Outcome 2: decline (the polite no)
Every offer carries a second link: “Can’t make it.” Tapping it is the customer doing the system a favour — instead of letting the ten-minute window run down, they free the slot to roll on immediately. The decline link hits the same Function URL with a decline action. The handler marks this offer declined in wl-offers and fires a roll-on event straight to the engine, which picks the next eligible person and sends a fresh offer with a full window. The person who declined stays on the list for future slots unless they ask to come off.
Decline matters because it shortens the fill time. On a busy Saturday, the difference between rolling at ten minutes and rolling the instant someone says “not me” can be the difference between filling the 2pm and losing it. It also keeps the list honest — a quick decline is a clearer signal than silence.
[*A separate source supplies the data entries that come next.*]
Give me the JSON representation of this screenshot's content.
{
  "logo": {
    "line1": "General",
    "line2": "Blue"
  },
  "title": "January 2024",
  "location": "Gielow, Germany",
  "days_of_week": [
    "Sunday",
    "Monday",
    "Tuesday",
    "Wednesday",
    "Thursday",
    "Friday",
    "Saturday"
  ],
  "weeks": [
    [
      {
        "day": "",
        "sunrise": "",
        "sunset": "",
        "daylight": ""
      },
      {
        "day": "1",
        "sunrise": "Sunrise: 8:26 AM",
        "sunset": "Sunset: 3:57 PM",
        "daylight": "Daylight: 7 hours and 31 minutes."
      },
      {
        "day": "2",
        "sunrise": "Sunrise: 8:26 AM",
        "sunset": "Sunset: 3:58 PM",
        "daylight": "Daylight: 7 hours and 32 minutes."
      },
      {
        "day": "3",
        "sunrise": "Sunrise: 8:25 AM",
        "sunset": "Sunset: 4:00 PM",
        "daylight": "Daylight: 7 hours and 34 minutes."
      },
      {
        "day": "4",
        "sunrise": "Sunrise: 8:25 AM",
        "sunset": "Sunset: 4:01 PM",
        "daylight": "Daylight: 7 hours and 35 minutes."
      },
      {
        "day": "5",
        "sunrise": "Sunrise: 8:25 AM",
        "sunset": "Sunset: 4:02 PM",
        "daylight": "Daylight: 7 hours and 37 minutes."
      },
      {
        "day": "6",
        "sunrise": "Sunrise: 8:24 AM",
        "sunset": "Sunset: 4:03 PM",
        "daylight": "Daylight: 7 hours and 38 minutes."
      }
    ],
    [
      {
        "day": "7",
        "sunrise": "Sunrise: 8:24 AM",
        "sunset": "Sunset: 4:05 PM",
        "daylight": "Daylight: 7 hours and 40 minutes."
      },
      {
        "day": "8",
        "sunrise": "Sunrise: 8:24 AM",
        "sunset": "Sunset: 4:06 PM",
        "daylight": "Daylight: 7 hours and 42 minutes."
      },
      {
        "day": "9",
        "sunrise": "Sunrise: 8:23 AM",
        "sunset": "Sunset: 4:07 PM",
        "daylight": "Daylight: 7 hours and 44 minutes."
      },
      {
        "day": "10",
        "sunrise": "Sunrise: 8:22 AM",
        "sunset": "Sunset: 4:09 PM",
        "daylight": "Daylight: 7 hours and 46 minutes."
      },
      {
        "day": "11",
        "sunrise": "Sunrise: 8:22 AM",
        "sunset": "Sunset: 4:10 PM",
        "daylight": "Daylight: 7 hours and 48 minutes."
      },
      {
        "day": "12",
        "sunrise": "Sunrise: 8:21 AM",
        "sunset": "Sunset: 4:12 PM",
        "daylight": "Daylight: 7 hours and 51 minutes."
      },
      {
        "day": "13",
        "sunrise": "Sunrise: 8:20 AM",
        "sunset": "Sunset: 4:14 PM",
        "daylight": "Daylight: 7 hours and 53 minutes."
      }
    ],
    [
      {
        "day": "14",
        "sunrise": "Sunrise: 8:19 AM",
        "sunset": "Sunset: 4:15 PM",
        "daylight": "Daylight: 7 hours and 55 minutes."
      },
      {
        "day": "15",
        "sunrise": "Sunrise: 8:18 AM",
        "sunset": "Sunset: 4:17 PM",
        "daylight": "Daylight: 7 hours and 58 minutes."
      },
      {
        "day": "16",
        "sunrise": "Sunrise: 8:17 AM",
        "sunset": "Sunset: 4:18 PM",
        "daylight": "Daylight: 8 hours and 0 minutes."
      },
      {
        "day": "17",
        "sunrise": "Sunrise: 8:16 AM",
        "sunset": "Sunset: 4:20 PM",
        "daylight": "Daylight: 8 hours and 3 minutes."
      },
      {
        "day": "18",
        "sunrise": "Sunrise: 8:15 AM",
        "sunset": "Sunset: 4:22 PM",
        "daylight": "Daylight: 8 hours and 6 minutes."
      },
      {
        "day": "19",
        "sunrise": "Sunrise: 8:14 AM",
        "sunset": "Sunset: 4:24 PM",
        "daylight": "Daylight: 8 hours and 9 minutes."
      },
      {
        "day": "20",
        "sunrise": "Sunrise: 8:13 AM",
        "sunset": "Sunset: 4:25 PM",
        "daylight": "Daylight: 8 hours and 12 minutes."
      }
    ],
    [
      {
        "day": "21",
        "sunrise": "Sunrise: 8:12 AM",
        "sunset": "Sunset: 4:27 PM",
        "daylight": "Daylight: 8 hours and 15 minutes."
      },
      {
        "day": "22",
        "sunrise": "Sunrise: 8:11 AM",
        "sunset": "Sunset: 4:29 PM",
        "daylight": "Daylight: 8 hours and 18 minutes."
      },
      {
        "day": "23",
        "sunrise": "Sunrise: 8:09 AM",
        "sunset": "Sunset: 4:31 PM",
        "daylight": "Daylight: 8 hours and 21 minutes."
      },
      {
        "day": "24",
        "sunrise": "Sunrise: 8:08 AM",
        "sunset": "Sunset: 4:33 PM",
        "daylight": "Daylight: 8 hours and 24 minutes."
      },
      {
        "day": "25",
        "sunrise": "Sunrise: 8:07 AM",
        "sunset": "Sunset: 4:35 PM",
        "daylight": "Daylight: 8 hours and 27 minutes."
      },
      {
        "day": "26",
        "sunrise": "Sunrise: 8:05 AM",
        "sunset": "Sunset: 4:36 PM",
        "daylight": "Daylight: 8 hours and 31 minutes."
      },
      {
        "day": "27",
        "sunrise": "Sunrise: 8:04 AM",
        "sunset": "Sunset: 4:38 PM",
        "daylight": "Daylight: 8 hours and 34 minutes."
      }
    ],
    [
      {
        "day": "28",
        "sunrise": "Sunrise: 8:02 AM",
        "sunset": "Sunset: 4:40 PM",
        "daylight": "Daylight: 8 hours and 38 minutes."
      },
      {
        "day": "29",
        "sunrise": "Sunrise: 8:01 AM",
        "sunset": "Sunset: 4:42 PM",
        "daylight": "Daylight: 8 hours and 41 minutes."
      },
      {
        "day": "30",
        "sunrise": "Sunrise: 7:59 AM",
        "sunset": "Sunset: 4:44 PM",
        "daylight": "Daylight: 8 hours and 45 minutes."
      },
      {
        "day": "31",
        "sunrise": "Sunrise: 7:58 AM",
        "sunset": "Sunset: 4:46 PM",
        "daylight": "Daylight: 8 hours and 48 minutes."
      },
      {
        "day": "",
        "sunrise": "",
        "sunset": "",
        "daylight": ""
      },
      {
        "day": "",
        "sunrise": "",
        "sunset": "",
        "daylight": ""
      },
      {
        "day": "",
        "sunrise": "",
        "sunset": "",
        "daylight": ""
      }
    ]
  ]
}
Outcome 3: time-out (nobody tapped)
The most common outcome, especially for the first person offered: they’re busy, the phone’s in a bag, the offer sits unread. That’s fine — it’s exactly what the window is for. When window_ends_at arrives, the EventBridge Scheduler one-off rule armed in Part 4 fires. It re-reads the slot. If the slot is still open (nobody claimed), it marks this offer timed_out in wl-offers and rolls on: the engine’s “roll on” move sends the same slot to the next eligible person with a brand-new window. If the slot is no longer open — somebody claimed it in the last few seconds — the timer sees that and does nothing, because the claim already cancelled it (and even if a stray timer fires, the slot isn’t open, so the roll-on is a no-op). If the eligible list is exhausted or the per-slot try cap is hit, the slot is handed back to staff with a note instead of rolling further.
There’s a deliberate ordering here that keeps things safe: a claim cancels the timer, but the timer also re-checks the slot status, so the two can never both act on the same open slot. The conditional write is the backstop — even in the worst race, only one booking can land.
Every outcome is logged, every fill is explainable
The wl-audit table records every claim, decline, and time-out with the slot, the entry, the outcome, and a timestamp. Pull up a busy Saturday later and you can reconstruct exactly what happened to each freed slot: who was offered first, who declined, who timed out, who finally claimed, and when each link fired. If a customer says “I tapped claim and it said taken”, the log shows the winning claim landed eight seconds before theirs — the system did exactly the right thing, and you can prove it.
That explainability is the quiet payoff of doing the booking with one conditional write and logging every step. The fast path is simple — tap, book, confirm — and the edge cases (two taps at once, a late tap on a filled slot, a timer that fires just after a claim) all resolve to the same safe answer without anyone having to reason about them in the moment.